Hoewel Chapman de Lotus Europa zo snel mogelijk wilde uitbrengen werd het project vertraagd omdat men in eerste instantie geen geschikte motor kon vinden. De Lotus Twin Cam-motor was veel te duur om hem om te bouwen voor een centraal geplaatste motor. Op de Parijse autosalon werd echter de oplossing gevonden. Renault had net de voorwielaangedreven Renault 16 uitgebracht en deze bezat een 1470 cc-viercilindermotor. Door de motor 180° te draaien en de eindoverbrenging om te keren werd de ideale oplossing gevonden. De Renault-motor werd door Lotus van 52 naar 82 pk gebracht en als standaard motor voor de Europa ingebouwd.
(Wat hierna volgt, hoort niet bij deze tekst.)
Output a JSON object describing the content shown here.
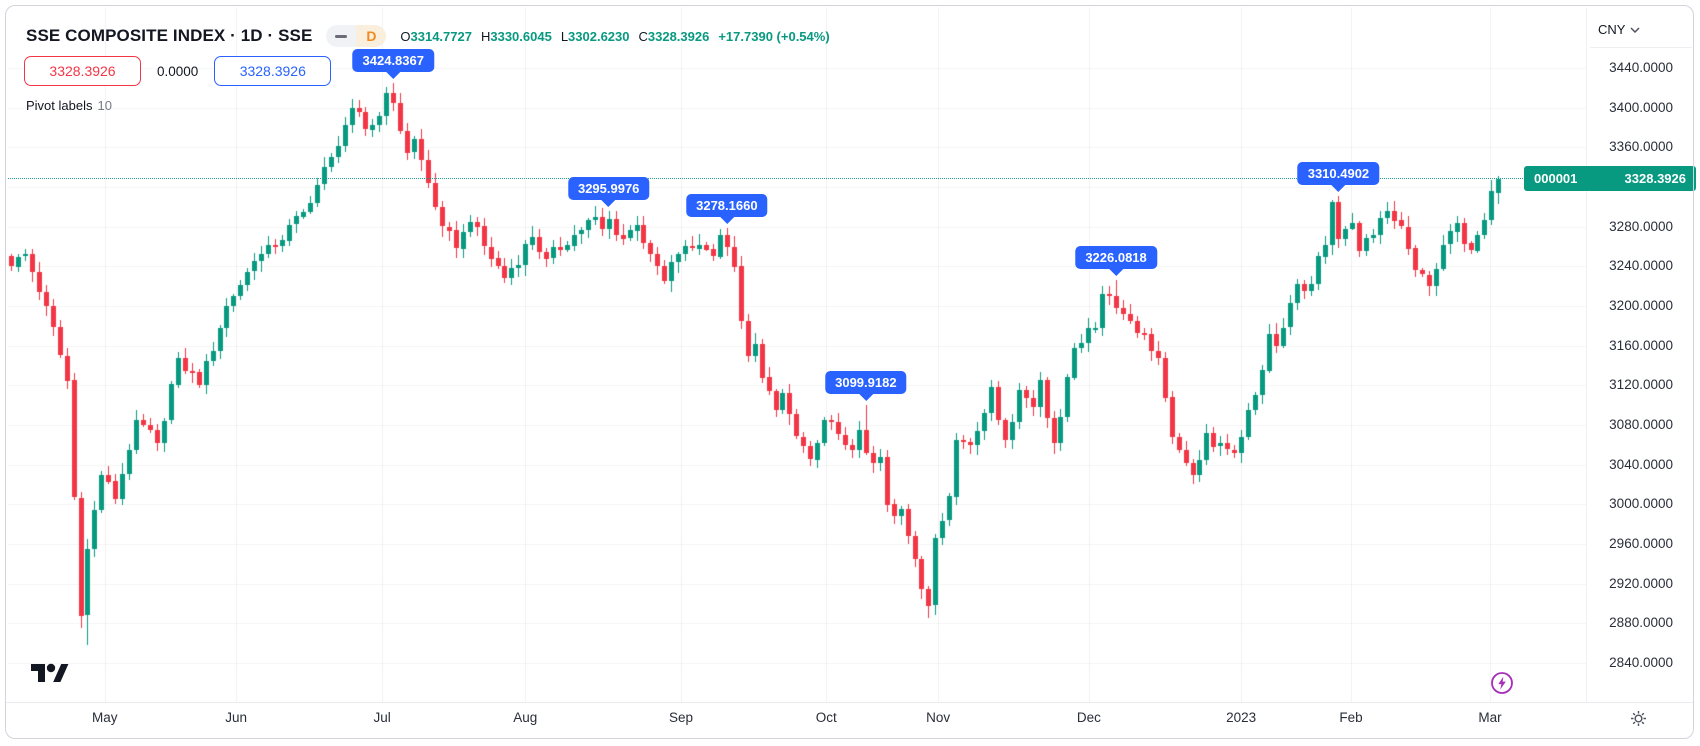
{
  "header": {
    "symbol_title": "SSE COMPOSITE INDEX · 1D · SSE",
    "interval": "D",
    "ohlc": {
      "open_label": "O",
      "open": "3314.7727",
      "high_label": "H",
      "high": "3330.6045",
      "low_label": "L",
      "low": "3302.6230",
      "close_label": "C",
      "close": "3328.3926",
      "change": "+17.7390 (+0.54%)"
    },
    "price_boxes": {
      "red": "3328.3926",
      "middle": "0.0000",
      "blue": "3328.3926"
    },
    "indicator": {
      "name": "Pivot labels",
      "value": "10"
    }
  },
  "price_scale": {
    "currency": "CNY",
    "ticks": [
      "3440.0000",
      "3400.0000",
      "3360.0000",
      "3320.0000",
      "3280.0000",
      "3240.0000",
      "3200.0000",
      "3160.0000",
      "3120.0000",
      "3080.0000",
      "3040.0000",
      "3000.0000",
      "2960.0000",
      "2920.0000",
      "2880.0000",
      "2840.0000"
    ],
    "tick_values": [
      3440,
      3400,
      3360,
      3320,
      3280,
      3240,
      3200,
      3160,
      3120,
      3080,
      3040,
      3000,
      2960,
      2920,
      2880,
      2840
    ]
  },
  "time_scale": {
    "labels": [
      {
        "label": "May",
        "day": 13.5
      },
      {
        "label": "Jun",
        "day": 32.4
      },
      {
        "label": "Jul",
        "day": 53.4
      },
      {
        "label": "Aug",
        "day": 74.0
      },
      {
        "label": "Sep",
        "day": 96.4
      },
      {
        "label": "Oct",
        "day": 117.3
      },
      {
        "label": "Nov",
        "day": 133.4
      },
      {
        "label": "Dec",
        "day": 155.1
      },
      {
        "label": "2023",
        "day": 177.0
      },
      {
        "label": "Feb",
        "day": 192.8
      },
      {
        "label": "Mar",
        "day": 212.8
      }
    ]
  },
  "price_tag": {
    "symbol": "000001",
    "price": "3328.3926"
  },
  "chart_data": {
    "type": "candlestick",
    "title": "SSE Composite Index, 1D",
    "ylim": [
      2840,
      3440
    ],
    "num_days": 215,
    "grid": true,
    "up_color": "#089981",
    "down_color": "#F23645",
    "current_price": 3328.3926,
    "anchors": [
      [
        0,
        3240
      ],
      [
        2,
        3252
      ],
      [
        5,
        3200
      ],
      [
        8,
        3125
      ],
      [
        10,
        2888
      ],
      [
        11,
        2955
      ],
      [
        13,
        3030
      ],
      [
        15,
        3005
      ],
      [
        18,
        3085
      ],
      [
        21,
        3062
      ],
      [
        24,
        3148
      ],
      [
        27,
        3120
      ],
      [
        31,
        3200
      ],
      [
        35,
        3245
      ],
      [
        38,
        3260
      ],
      [
        42,
        3295
      ],
      [
        46,
        3350
      ],
      [
        49,
        3400
      ],
      [
        51,
        3378
      ],
      [
        53,
        3392
      ],
      [
        54,
        3415
      ],
      [
        55,
        3405
      ],
      [
        57,
        3355
      ],
      [
        58,
        3368
      ],
      [
        62,
        3280
      ],
      [
        64,
        3258
      ],
      [
        66,
        3285
      ],
      [
        68,
        3260
      ],
      [
        71,
        3228
      ],
      [
        75,
        3270
      ],
      [
        77,
        3248
      ],
      [
        81,
        3272
      ],
      [
        84,
        3290
      ],
      [
        85,
        3278
      ],
      [
        86,
        3288
      ],
      [
        88,
        3268
      ],
      [
        90,
        3282
      ],
      [
        92,
        3252
      ],
      [
        94,
        3225
      ],
      [
        96,
        3252
      ],
      [
        99,
        3262
      ],
      [
        101,
        3250
      ],
      [
        102,
        3272
      ],
      [
        103,
        3260
      ],
      [
        104,
        3240
      ],
      [
        105,
        3185
      ],
      [
        106,
        3150
      ],
      [
        107,
        3162
      ],
      [
        108,
        3128
      ],
      [
        110,
        3095
      ],
      [
        111,
        3112
      ],
      [
        113,
        3068
      ],
      [
        115,
        3045
      ],
      [
        116,
        3062
      ],
      [
        117,
        3085
      ],
      [
        119,
        3070
      ],
      [
        121,
        3055
      ],
      [
        122,
        3075
      ],
      [
        123,
        3052
      ],
      [
        124,
        3042
      ],
      [
        125,
        3048
      ],
      [
        126,
        3000
      ],
      [
        127,
        2988
      ],
      [
        128,
        2995
      ],
      [
        129,
        2968
      ],
      [
        130,
        2945
      ],
      [
        131,
        2915
      ],
      [
        132,
        2898
      ],
      [
        133,
        2966
      ],
      [
        135,
        3008
      ],
      [
        136,
        3065
      ],
      [
        138,
        3060
      ],
      [
        140,
        3092
      ],
      [
        141,
        3118
      ],
      [
        143,
        3065
      ],
      [
        145,
        3115
      ],
      [
        147,
        3098
      ],
      [
        148,
        3125
      ],
      [
        150,
        3062
      ],
      [
        151,
        3088
      ],
      [
        152,
        3128
      ],
      [
        153,
        3158
      ],
      [
        155,
        3178
      ],
      [
        156,
        3178
      ],
      [
        157,
        3212
      ],
      [
        158,
        3210
      ],
      [
        159,
        3198
      ],
      [
        161,
        3185
      ],
      [
        163,
        3172
      ],
      [
        165,
        3148
      ],
      [
        166,
        3108
      ],
      [
        167,
        3068
      ],
      [
        168,
        3055
      ],
      [
        169,
        3042
      ],
      [
        170,
        3030
      ],
      [
        172,
        3072
      ],
      [
        173,
        3058
      ],
      [
        175,
        3055
      ],
      [
        176,
        3052
      ],
      [
        177,
        3068
      ],
      [
        178,
        3095
      ],
      [
        179,
        3110
      ],
      [
        180,
        3135
      ],
      [
        181,
        3172
      ],
      [
        182,
        3160
      ],
      [
        183,
        3178
      ],
      [
        185,
        3222
      ],
      [
        186,
        3215
      ],
      [
        187,
        3222
      ],
      [
        188,
        3250
      ],
      [
        189,
        3262
      ],
      [
        190,
        3305
      ],
      [
        191,
        3268
      ],
      [
        193,
        3284
      ],
      [
        194,
        3256
      ],
      [
        196,
        3272
      ],
      [
        198,
        3296
      ],
      [
        200,
        3280
      ],
      [
        202,
        3236
      ],
      [
        204,
        3220
      ],
      [
        206,
        3262
      ],
      [
        208,
        3284
      ],
      [
        210,
        3256
      ],
      [
        211,
        3272
      ],
      [
        213,
        3316
      ],
      [
        214,
        3328.39
      ]
    ],
    "pivot_highs": [
      {
        "day": 55,
        "value": 3424.8367,
        "label": "3424.8367"
      },
      {
        "day": 86,
        "value": 3295.9976,
        "label": "3295.9976"
      },
      {
        "day": 103,
        "value": 3278.166,
        "label": "3278.1660"
      },
      {
        "day": 123,
        "value": 3099.9182,
        "label": "3099.9182"
      },
      {
        "day": 159,
        "value": 3226.0818,
        "label": "3226.0818"
      },
      {
        "day": 191,
        "value": 3310.4902,
        "label": "3310.4902"
      }
    ],
    "low_overrides": {
      "10": 2875,
      "11": 2858,
      "132": 2885
    },
    "last_candle": {
      "day": 214,
      "open": 3314.7727,
      "high": 3330.6045,
      "low": 3302.623,
      "close": 3328.3926
    }
  },
  "colors": {
    "accent_blue": "#2962FF",
    "up": "#089981",
    "down": "#F23645",
    "text": "#131722",
    "muted": "#787B86",
    "interval_orange": "#F28B1F",
    "purple": "#A62DB9"
  }
}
Het model werd in 1966 in Europa uitgebracht; bij Lotus begreep men goed dat de verkopen zoals van de Elan in Europa en de VS niet gehaald zouden worden en daarom gokte men eerst alleen op de Europese markt. 500 stuks werden op de Franse markt verkocht en men overwoog daarna toch de verkoop op de Amerikaanse markt. Hierbij deed zich echter het probleem voor dat de koplampen te laag zaten voor de Amerikaanse keuring. Dit vereiste een aanpassing van de voorste ophanging waarbij de eigenaren de verlichting ook weer op de originele plaats terug konden zetten.
De eerste versie – de S1 waarvan 650 stuks gemaakt – was zeer solide gebouwd en stuurde enorm goed.
De tweede versie – de S2 waarvan 3650 stuks gemaakt – was al meer een compromisauto; er was meer zorg besteed aan het comfort wat de stuureigenschappen nadelig beïnvloedde. Ook was de carrosserie met bouten op het chassis vastgezet in plaats van gelijmd; dit om de reparatiekosten bij vervanging van carrosseriedelen te drukken. Hierbij ging onder meer de gestroomlijnde kunststof onderkant verloren. Het interieur werd voorzien van verstelbare kuipstoelen en elektrisch bediende ramen. Ook het dashboard werd aangepast en het resultaat was een luxueuzere stillere wagen die aanzienlijk minder goed bestuurbaar was dan de S1.
Het motorvermogen van de wagen was niet in overeenstemming met zijn strakke gestroomlijnde vorm en de prestaties werden negatief beoordeeld in de pers hoewel de Renault 16-motor met 120 pk echt op maximaal vermogen was gebracht. Hierdoor traden ook veel defecten in de motor op.
De in de VS uitgebrachte modellen waren wel betrouwbaar; dit vanwege de strenge emissienormen waardoor hier een 1565cc-motor werd gebruikt die niet meer dan 80 pk leverde.
De Lotus-ingenieur Mike Kimberly ontwierp een oplossing waarmee de Lotus Twin Cam-motor vanaf 1972 in de Europa TC – waarvan 1580 stuks gemaakt – geleverd kon worden. Deze 1558 cc-motor leverde 105 tot 126 pk.
De laatste Europa was een gemodificeerd type 74 Special – waarvan 3130 stuks werden gemaakt - voorzien van een V8 en vijfversnellings-ZF-bak. Deze auto is opgenomen in een verzamelaarscollectie.
Na een totaal productieaantal van 9000 stuks werd de fabricage van de Lotus Europa in 1974 ten slotte gestaakt.
Uitgebrachte versies
- 46 - Europa S1/S1A
- 47 - Raceversie met een Cosworth 1594cc Twin Cam-injectiemotor en een Hewland FT 200-5 versnellingsbak.
- 52 - Prototype twin cam – slechts één auto gemaakt.
- 54 - S2 introductie was in april 1968.
- 62 - Buizenchassismodel – slechts twee auto’s gemaakt.
- 65 – VS-model met sealedbeamverlichting, dubbele wissers en aangepaste voorophanging; voldeed aan zwaardere emissie-eisen.
- 74 – Twin cam-versie.
Revival
Tijdens het Zwitserse autosalon in Genève in 2006 werd de nieuw uit te brengen Lotus Europa S aangekondigd. De productie van dit model startte in juli 2006. Het werd een geheel andere auto; de motor was een Lotus-tweeliter-turbo die 200 pk leverde bij 5400 tpm. Hij trok van 0 – 100 km/u in 5,8 seconden en had een maximumsnelheid van 230 km/u. Vooralsnog was het model alleen bestemd voor de Europese markt. Van een "relatief lage aanschafprijs" was echter niet veel meer over; deze bedroeg £ 49.750.
In maart 2008 volgde de verbeterde versie, de Lotus Europa SE, met een 222 pk-motor.